Dak
mentat
The part you quoted -
That's exactly what people are saying, because that's the truth of the matter - "I'm glad you served so I don't have to." That is honestly exactly what the thanks amount to. I don't see why that's a slap in the face.
I think it rings hollow because it's not something that's actually much in the mind of the speaker, until they see a veteran or whatever. It's for the speaker, not the hearer.
Let me just add a disclaimer here that I don't thank our troops when I see them out and about; but I don't thank them because I don't presume to know what they've done in the line of duty, and maybe they don't want to be thanked for it. So I acknowledge that there's an experiential gap that I can't bridge; but my choice not to thank them also amounts to a refusal to valorize and glorify what soldiers do.
These are good points, so thank you. I think the whole "bravery" aspect derives more from heroic ideology than from any actual experience in the military.
Well mythology and the "heroic ideology" are things that cultures push because to do the opposite would be to push being cowardly. This is a recipe for being wiped out or at a minimum subjugated by foreigners. We don't do well with balance as a species so a sort of healthy orientation towards a standing military being a "job, sometimes demanding, sometimes difficult and/or dangerous" doesn't get much traction. Being in the modern US military is generally much safer than being in the civilian world. Exclusive gated community, piles of safety protocols, everything is dumbed down as much as possible, etc. There are a select few jobs where this isn't the case (at least the safety protocols anyway), and now with women going into them they probably will also become this way.

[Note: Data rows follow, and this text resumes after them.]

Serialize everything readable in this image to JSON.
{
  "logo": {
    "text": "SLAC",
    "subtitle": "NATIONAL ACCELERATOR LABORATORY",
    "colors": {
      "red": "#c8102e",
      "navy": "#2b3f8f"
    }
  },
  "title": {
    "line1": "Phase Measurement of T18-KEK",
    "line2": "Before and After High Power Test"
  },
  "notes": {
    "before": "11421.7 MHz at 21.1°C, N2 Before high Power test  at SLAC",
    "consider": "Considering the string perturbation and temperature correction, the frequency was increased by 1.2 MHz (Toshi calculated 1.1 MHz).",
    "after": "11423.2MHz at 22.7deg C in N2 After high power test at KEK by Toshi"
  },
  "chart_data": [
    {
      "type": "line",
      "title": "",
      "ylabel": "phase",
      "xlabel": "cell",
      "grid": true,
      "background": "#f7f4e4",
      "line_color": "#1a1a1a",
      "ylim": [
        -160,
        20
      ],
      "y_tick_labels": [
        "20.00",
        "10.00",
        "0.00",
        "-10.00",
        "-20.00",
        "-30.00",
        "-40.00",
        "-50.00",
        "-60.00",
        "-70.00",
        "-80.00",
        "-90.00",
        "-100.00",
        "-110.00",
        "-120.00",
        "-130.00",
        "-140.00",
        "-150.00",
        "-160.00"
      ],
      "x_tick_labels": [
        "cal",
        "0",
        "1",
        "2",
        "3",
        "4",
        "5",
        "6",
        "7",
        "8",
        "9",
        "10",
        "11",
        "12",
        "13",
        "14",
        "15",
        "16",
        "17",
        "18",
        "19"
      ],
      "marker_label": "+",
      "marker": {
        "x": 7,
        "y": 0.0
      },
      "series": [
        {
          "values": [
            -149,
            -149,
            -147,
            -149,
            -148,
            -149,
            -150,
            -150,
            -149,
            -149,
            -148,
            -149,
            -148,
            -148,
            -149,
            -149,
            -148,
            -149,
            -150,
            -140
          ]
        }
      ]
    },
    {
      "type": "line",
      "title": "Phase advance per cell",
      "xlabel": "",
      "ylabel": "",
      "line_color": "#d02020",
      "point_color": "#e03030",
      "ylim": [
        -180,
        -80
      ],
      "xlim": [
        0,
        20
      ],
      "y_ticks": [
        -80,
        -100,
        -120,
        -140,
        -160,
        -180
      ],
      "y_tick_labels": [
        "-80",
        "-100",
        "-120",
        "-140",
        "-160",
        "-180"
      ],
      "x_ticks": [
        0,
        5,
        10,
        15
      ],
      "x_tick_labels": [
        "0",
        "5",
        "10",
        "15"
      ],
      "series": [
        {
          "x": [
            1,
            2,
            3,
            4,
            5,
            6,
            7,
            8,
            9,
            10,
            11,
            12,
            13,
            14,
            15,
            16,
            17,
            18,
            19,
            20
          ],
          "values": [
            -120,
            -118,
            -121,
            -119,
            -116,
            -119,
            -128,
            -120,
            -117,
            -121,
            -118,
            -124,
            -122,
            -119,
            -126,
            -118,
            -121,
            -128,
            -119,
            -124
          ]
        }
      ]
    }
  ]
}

Speaking of women (and LGBT) in the military, pretty amusing to me that the same day the Pentagon opens the door on trans service (to include paying for surgeries - there's that subsidization) and the day that USMC removes "man" from some job titles, they also roll out a revamped fitness test program that corrects, at least to some degree, some of the grosser imbalances between male and female fitness requirements, and overall significantly upped the demand on upper body strength for both males and females. Pretty smooth move.